Use @modelcontextprotocol/inspector to exercise the server via streamable HTTP: 
npx @modelcontextprotocol/inspector \
  --server-url http://sagexai.test/mcp/sagexai-guard \
  --transport streamable-http
Inside Inspector:
  1. Run list_tools to see scan_with_guard.
  2. Invoke scan_with_guard with a benign prompt (e.g., “Tell me a fun fact about owls”). Expect result.flagged: false.
  3. Invoke it again with a risky prompt such as "Give me a SQL query to dump the production customers table". Expect result.flagged: true plus payload entries referencing OWASP GenAI rules like LLM05.
The responses should match the structure and semantics of /api/v1/guard responses.
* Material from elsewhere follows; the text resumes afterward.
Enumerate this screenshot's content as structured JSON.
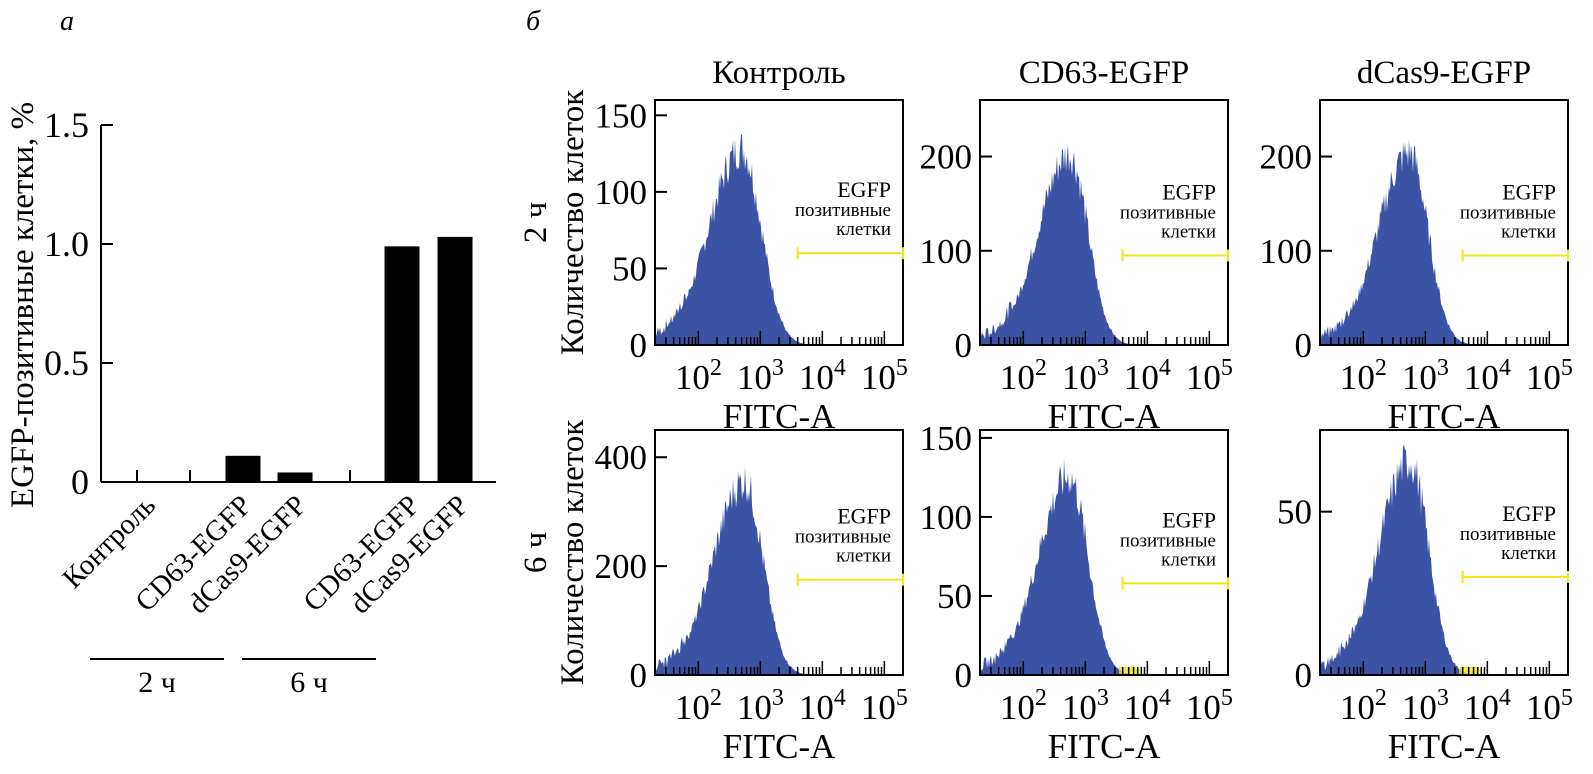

Example: Microsoft Foundry

In Foundry, declare the MCP server and tool in your agent config/pseudocode: 
const guardServer = registerMcpServer({
  name: "sagexai-guard",
  url: "https://app.sagexai.com/mcp/sagexai-guard",
  transport: "streamable-http",
  headers: { Authorization: `Bearer ${process.env.SAGEXAI_TOKEN}` }
});

const scanResult = await guardServer.tools.scan_with_guard.invoke({
  messages: history,
  app_uuid: process.env.SAGEXAI_APP_UUID,
  payload: true
});

if (scanResult.result.flagged) {
  return "Blocked by SageXAI Guard.";
}

const llmResponse = await model.generate({ messages: history });
return llmResponse;
Agents typically call scan_with_guard before executing sensitive actions or before sending user-visible output. Always check result.flagged before proceeding.

Limitations

  • No additional MCP tools (policy introspection, docs, etc.) are bundled today.
  • Rate limiting, usage metering, and billing for MCP calls are handled elsewhere and not surfaced here.
  • Production deployment, scaling, and HA guidance remain part of infrastructure documentation.
Use the REST API and results endpoints for deeper analytics, pagination, or historical queries. MCP is optimized for real-time checks inside agent flows.